One thing I do feel confident about is that the kind of selloff we have seen the past two days is entirely consistent with market behavior after completing an ending diagonal triangle, and the probability that markets will retrace the entire EDT back to the July lows is very high at this point. We can only watch as the market action unfolds to determine if that will be the extent of the correction or whether the correction continues even lower.
Given that the October high completed a 3 wave rally from the March low, it is entirely possible that we could see a retest of the March low or even lower prices, which could be part of a very large bearish flat correction. In that case, the March lows would be another excellent buying opportunity as the October highs would most certainly be revisited in wave Y up. One clue that could help determine the extent of the decline will be how quickly we reach the July lows. If it occurs well before the expected completion of the 10 month cycle bottom, then lower prices would be probable.
Looking back at the top in the Qs on October 31, 2007, we see that the initial decline lasted 8 days. So far, we are on day 5. This is another reason to expect a near term bottom and a rally into the middle of next week. That rally, should it occur, would be a good time to add to short positions.

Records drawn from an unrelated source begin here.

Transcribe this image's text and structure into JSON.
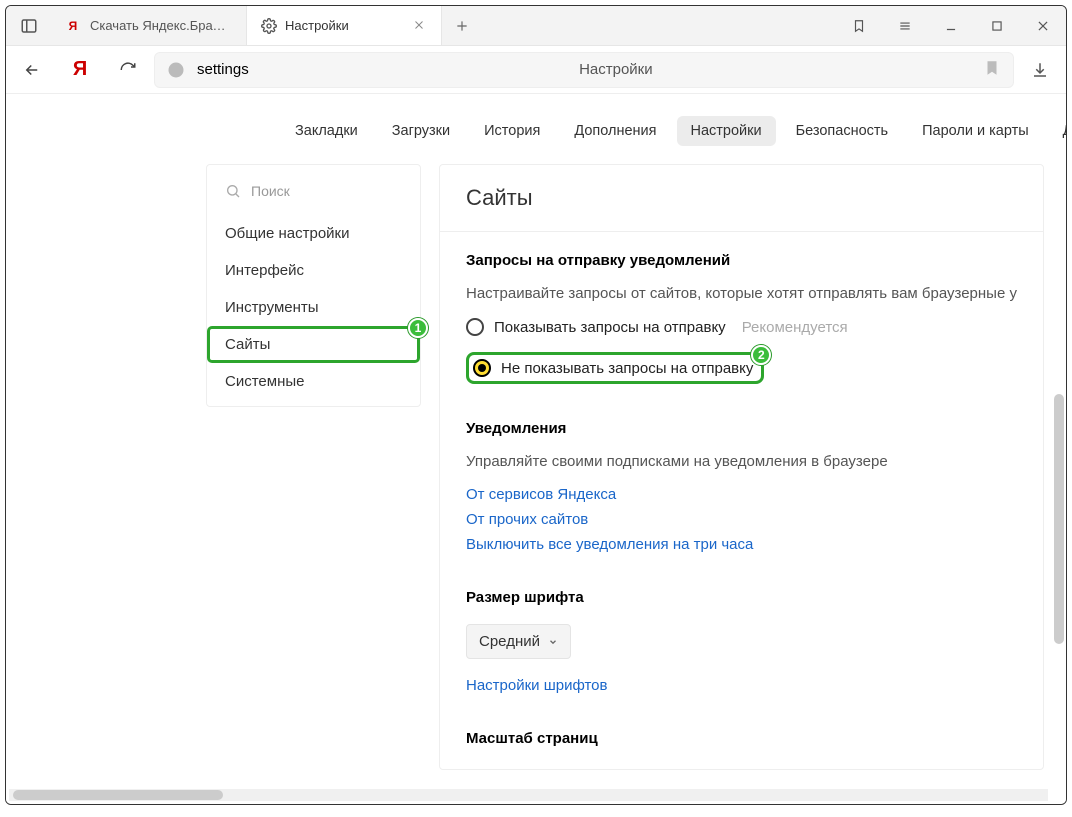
{
  "tabs": [
    {
      "label": "Скачать Яндекс.Браузер д"
    },
    {
      "label": "Настройки"
    }
  ],
  "omnibox": {
    "url": "settings",
    "title": "Настройки"
  },
  "topnav": {
    "items": [
      "Закладки",
      "Загрузки",
      "История",
      "Дополнения",
      "Настройки",
      "Безопасность",
      "Пароли и карты",
      "Другие устро"
    ],
    "active_index": 4
  },
  "sidebar": {
    "search_placeholder": "Поиск",
    "items": [
      "Общие настройки",
      "Интерфейс",
      "Инструменты",
      "Сайты",
      "Системные"
    ],
    "active_index": 3
  },
  "badges": {
    "sidebar": "1",
    "radio": "2"
  },
  "main": {
    "title": "Сайты",
    "notif_requests": {
      "heading": "Запросы на отправку уведомлений",
      "desc": "Настраивайте запросы от сайтов, которые хотят отправлять вам браузерные уве",
      "options": [
        {
          "label": "Показывать запросы на отправку",
          "hint": "Рекомендуется"
        },
        {
          "label": "Не показывать запросы на отправку"
        }
      ],
      "selected_index": 1
    },
    "notifications": {
      "heading": "Уведомления",
      "desc": "Управляйте своими подписками на уведомления в браузере",
      "links": [
        "От сервисов Яндекса",
        "От прочих сайтов",
        "Выключить все уведомления на три часа"
      ]
    },
    "font_size": {
      "heading": "Размер шрифта",
      "selected": "Средний",
      "link": "Настройки шрифтов"
    },
    "page_scale": {
      "heading": "Масштаб страниц"
    }
  }
}
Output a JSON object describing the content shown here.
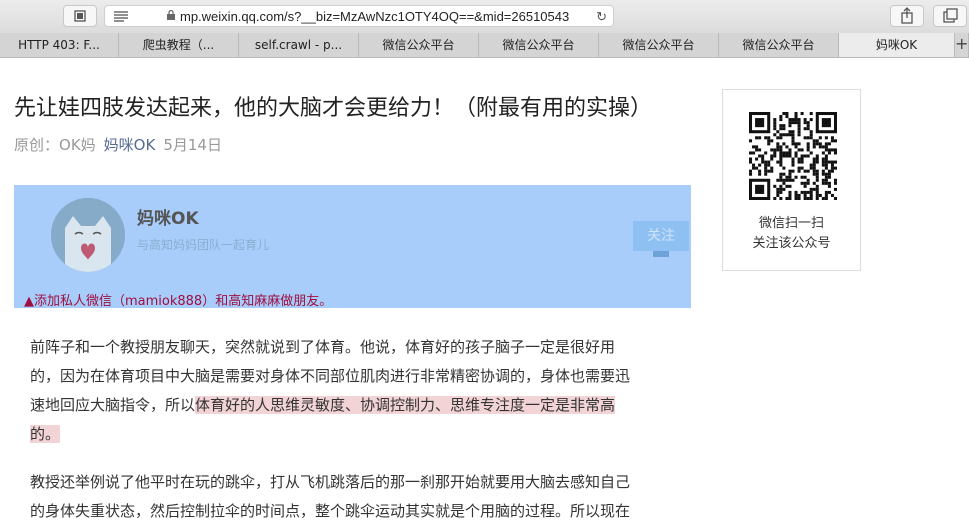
{
  "browser": {
    "url": "mp.weixin.qq.com/s?__biz=MzAwNzc1OTY4OQ==&mid=26510543",
    "tabs": [
      "HTTP 403: F...",
      "爬虫教程（...",
      "self.crawl - p...",
      "微信公众平台",
      "微信公众平台",
      "微信公众平台",
      "微信公众平台",
      "妈咪OK"
    ],
    "active_tab": 7,
    "new_tab": "+"
  },
  "article": {
    "title": "先让娃四肢发达起来，他的大脑才会更给力！（附最有用的实操）",
    "original_label": "原创：",
    "original_author": "OK妈",
    "account": "妈咪OK",
    "date": "5月14日"
  },
  "profile_card": {
    "name": "妈咪OK",
    "description": "与高知妈妈团队一起育儿",
    "follow_label": "关注",
    "note": "▲添加私人微信（mamiok888）和高知麻麻做朋友。"
  },
  "paragraph1": {
    "line1": "前阵子和一个教授朋友聊天，突然就说到了体育。他说，体育好的孩子脑子一定是很好用",
    "line2": "的，因为在体育项目中大脑是需要对身体不同部位肌肉进行非常精密协调的，身体也需要迅",
    "line3_plain": "速地回应大脑指令，所以",
    "line3_highlight": "体育好的人思维灵敏度、协调控制力、思维专注度一定是非常高",
    "line4_highlight": "的。"
  },
  "paragraph2": {
    "line1": "教授还举例说了他平时在玩的跳伞，打从飞机跳落后的那一刹那开始就要用大脑去感知自己",
    "line2": "的身体失重状态，然后控制拉伞的时间点，整个跳伞运动其实就是个用脑的过程。所以现在"
  },
  "qr_panel": {
    "line1": "微信扫一扫",
    "line2": "关注该公众号"
  },
  "colors": {
    "highlight": "#f2d3d6",
    "selection": "#a8cdfb",
    "link": "#576b95",
    "note": "#9e1040"
  }
}
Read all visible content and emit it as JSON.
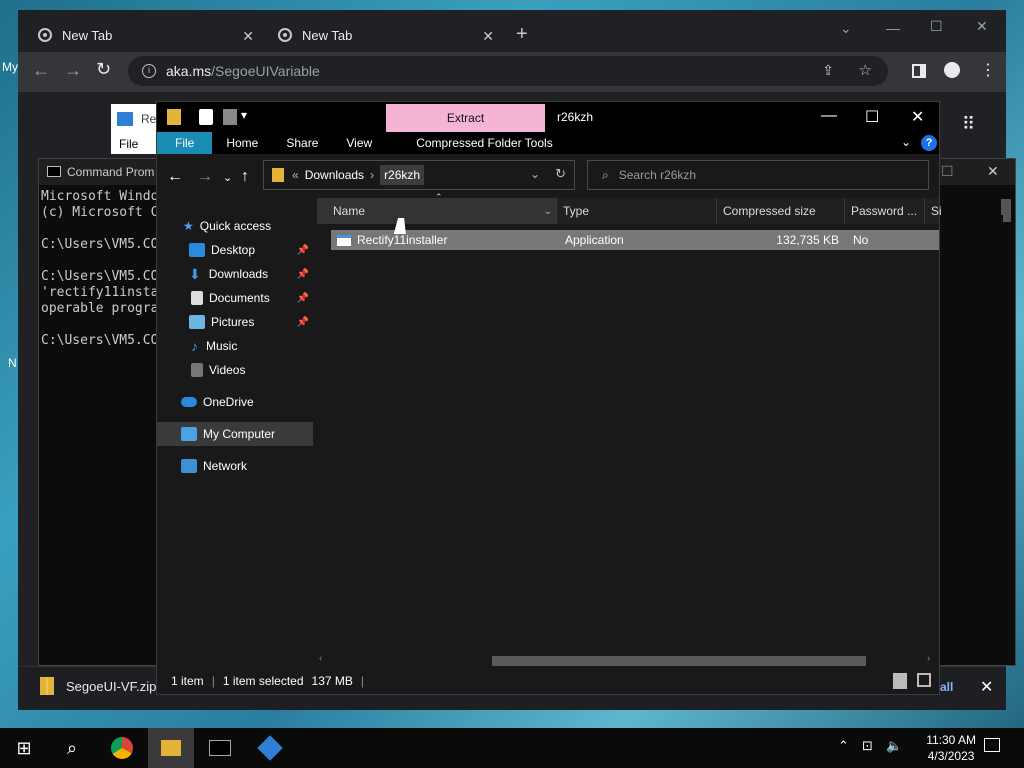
{
  "desktop": {
    "frag_my": "My",
    "frag_n": "N"
  },
  "chrome": {
    "tabs": [
      {
        "label": "New Tab"
      },
      {
        "label": "New Tab"
      }
    ],
    "new_tab_icon": "+",
    "address_host": "aka.ms",
    "address_path": "/SegoeUIVariable",
    "download": {
      "filename": "SegoeUI-VF.zip",
      "show_all": "all"
    }
  },
  "wordpad": {
    "file_tab": "File",
    "title_frag": "Re"
  },
  "cmd": {
    "title": "Command Prom",
    "lines": "Microsoft Windo\n(c) Microsoft C\n\nC:\\Users\\VM5.CO\n\nC:\\Users\\VM5.CO\n'rectify11insta\noperable progra\n\nC:\\Users\\VM5.CO"
  },
  "explorer": {
    "contextual_tab": "Extract",
    "title": "r26kzh",
    "ribbon": {
      "file": "File",
      "home": "Home",
      "share": "Share",
      "view": "View",
      "tools": "Compressed Folder Tools"
    },
    "breadcrumb": {
      "sep": "«",
      "parent": "Downloads",
      "arrow": "›",
      "current": "r26kzh"
    },
    "search_placeholder": "Search r26kzh",
    "sidebar": [
      {
        "label": "Quick access",
        "icon": "star-icon"
      },
      {
        "label": "Desktop",
        "icon": "desktop-icon",
        "pinned": true
      },
      {
        "label": "Downloads",
        "icon": "downloads-icon",
        "pinned": true
      },
      {
        "label": "Documents",
        "icon": "documents-icon",
        "pinned": true
      },
      {
        "label": "Pictures",
        "icon": "pictures-icon",
        "pinned": true
      },
      {
        "label": "Music",
        "icon": "music-icon"
      },
      {
        "label": "Videos",
        "icon": "videos-icon"
      },
      {
        "label": "OneDrive",
        "icon": "cloud-icon"
      },
      {
        "label": "My Computer",
        "icon": "computer-icon",
        "selected": true
      },
      {
        "label": "Network",
        "icon": "network-icon"
      }
    ],
    "columns": {
      "name": "Name",
      "type": "Type",
      "size": "Compressed size",
      "password": "Password ...",
      "extra": "Si"
    },
    "files": [
      {
        "name": "Rectify11installer",
        "type": "Application",
        "size": "132,735 KB",
        "password": "No"
      }
    ],
    "status": {
      "count": "1 item",
      "selected": "1 item selected",
      "size": "137 MB"
    }
  },
  "taskbar": {
    "time": "11:30 AM",
    "date": "4/3/2023"
  },
  "colors": {
    "ribbon_file": "#1a8bb3",
    "extract_tab": "#f5b4d4",
    "selection": "#777777"
  }
}
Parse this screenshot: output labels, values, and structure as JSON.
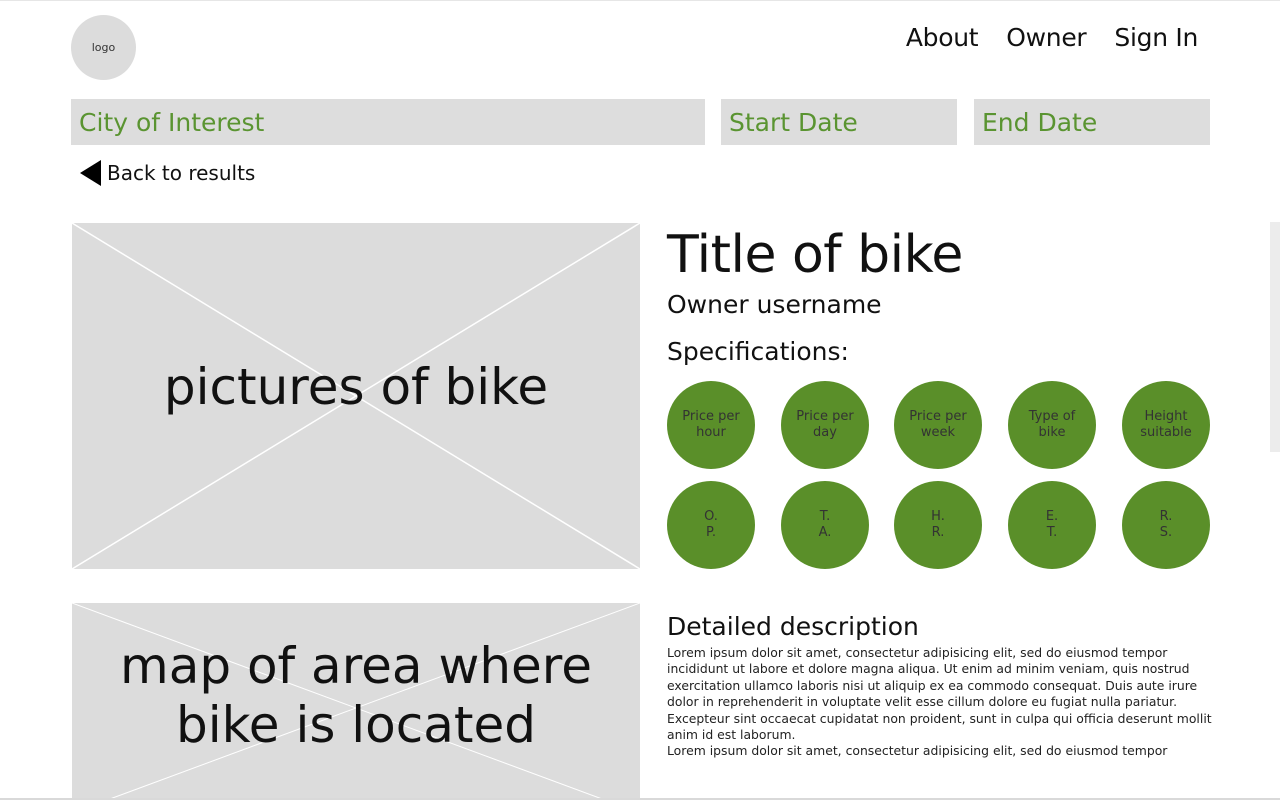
{
  "header": {
    "logo_text": "logo",
    "nav": [
      "About",
      "Owner",
      "Sign In"
    ]
  },
  "search": {
    "city_placeholder": "City of Interest",
    "start_placeholder": "Start Date",
    "end_placeholder": "End Date"
  },
  "back_label": "Back to results",
  "pictures_placeholder": "pictures of bike",
  "map_placeholder": "map of area where bike is located",
  "bike": {
    "title": "Title of bike",
    "owner": "Owner username",
    "specs_heading": "Specifications:",
    "specs_row1": [
      "Price per hour",
      "Price per day",
      "Price per week",
      "Type of bike",
      "Height suitable"
    ],
    "specs_row2": [
      "O. P.",
      "T. A.",
      "H. R.",
      "E. T.",
      "R. S."
    ]
  },
  "description": {
    "heading": "Detailed description",
    "paragraph1": "Lorem ipsum dolor sit amet, consectetur adipisicing elit, sed do eiusmod tempor incididunt ut labore et dolore magna aliqua. Ut enim ad minim veniam, quis nostrud exercitation ullamco laboris nisi ut aliquip ex ea commodo consequat. Duis aute irure dolor in reprehenderit in voluptate velit esse cillum dolore eu fugiat nulla pariatur. Excepteur sint occaecat cupidatat non proident, sunt in culpa qui officia deserunt mollit anim id est laborum.",
    "paragraph2": "Lorem ipsum dolor sit amet, consectetur adipisicing elit, sed do eiusmod tempor"
  },
  "colors": {
    "accent_green": "#5a8f29",
    "placeholder_text_green": "#5a9431",
    "placeholder_gray": "#dcdcdc"
  },
  "icons": {
    "back": "triangle-left-icon"
  }
}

If the markets continue in a free fall, then we will have to reconsider whether or not we are in the beginning stages of primary wave 3 down and all that implies.
3 comments:
Craig, take a look. I'm not big on mirroring but have been peeking at this since 10/19.
http://www.timingpointprojector.com/
Forgot to add. It certainly fits both the sentiment pic & the last two days abrupt turnaround.
I've looked at different projection techniques in the past. Ultimately, it boils down to allowing the market to confirm the picture that's generated. People get in trouble when they try to force fit the projection.